Not sure how this came about but here is a question that has plagued me for quite some time…
What is the shortest book about the longest period of time, and conversely the longest book about the shortest period of time. I’m guessing a possible topic for the latter might be the Big Bang?
In Restaurant at the End of the Universe our protagonists go forward in time one hundred seventy thousand million billion (170,000,000,000,000,000,000) years, or about 10 billion times the current age of the universe. The book doesn’t cover this whole period, though, just near the beginning and the end. I imagine some science fiction covers a longer range anyway.

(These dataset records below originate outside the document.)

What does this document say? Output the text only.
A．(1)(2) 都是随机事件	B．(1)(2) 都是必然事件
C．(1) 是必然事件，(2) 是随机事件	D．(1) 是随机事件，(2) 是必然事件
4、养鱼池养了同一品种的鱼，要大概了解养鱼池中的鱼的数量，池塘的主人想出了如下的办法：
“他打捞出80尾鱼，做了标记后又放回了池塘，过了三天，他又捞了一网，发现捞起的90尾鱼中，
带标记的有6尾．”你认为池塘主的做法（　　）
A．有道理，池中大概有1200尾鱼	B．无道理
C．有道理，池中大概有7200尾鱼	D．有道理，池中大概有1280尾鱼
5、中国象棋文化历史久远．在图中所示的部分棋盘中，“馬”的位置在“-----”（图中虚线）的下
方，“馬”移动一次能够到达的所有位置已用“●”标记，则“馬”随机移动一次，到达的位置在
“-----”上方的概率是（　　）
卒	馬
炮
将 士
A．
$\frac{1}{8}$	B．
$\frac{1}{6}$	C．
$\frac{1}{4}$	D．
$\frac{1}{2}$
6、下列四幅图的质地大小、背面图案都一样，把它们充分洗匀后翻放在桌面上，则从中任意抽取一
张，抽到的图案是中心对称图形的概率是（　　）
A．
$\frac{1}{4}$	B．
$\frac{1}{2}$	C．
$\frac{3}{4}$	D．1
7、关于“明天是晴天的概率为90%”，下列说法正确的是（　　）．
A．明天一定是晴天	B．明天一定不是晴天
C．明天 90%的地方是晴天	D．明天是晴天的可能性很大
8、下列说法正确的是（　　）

I’ve been told that the science fiction novel StarMaker holds the world record for fictional time, as it covers 10 billion years in 100 pages. Haven’t read it, though.
Tau Zero by Fredrick Pohl concerns a spaceship moving at relativistic velocities which manages to outlast the end of the Universe. I think Ben Bova had a short story with a similar concept (I think the title was something like “Sinner Man”).
Triplanetary by Doc Smith starts a few billion years in the past, before the Earth (excuse me, “Tellus”) is even formed.
If we’re talking about non-fiction, there’s Asimov’s Chronology of the World which starts with the Big Bang and goes to WWII. Of course it’s 704 pages so it may be too long.
Each of the books in Piers Anthony’s Geodyssey series covers just about the entirety of human habitation on the earth. Each takes a single family or group of people, and follows them throughout different eras. The same characters show up in different contintents, different decades, from neadertal man all the way up to the present. Chapter by chapter, they are ‘reborn’ into a different time and place. Quite interesting series, really. As for the length of the books, I can’t be sure but I think they’re around 300 pages each.
Robert L. Forward’s novel Dragon’s Egg recounts the history of an entire species, from its first evolutionary glimmerings all the way to its expansion into interstellar exploration. The parts of the novel that recount human study of this development are shockingly amateurish, but stick with it; the story of the cheela is one of the most mind-blowing things I’ve ever read.
The Bible goes from about 4.6 Billion years ago to about 2,000 years ago, if you don’t believe the people who say is is factual. But it does have a lot of pages, and not enough pictures!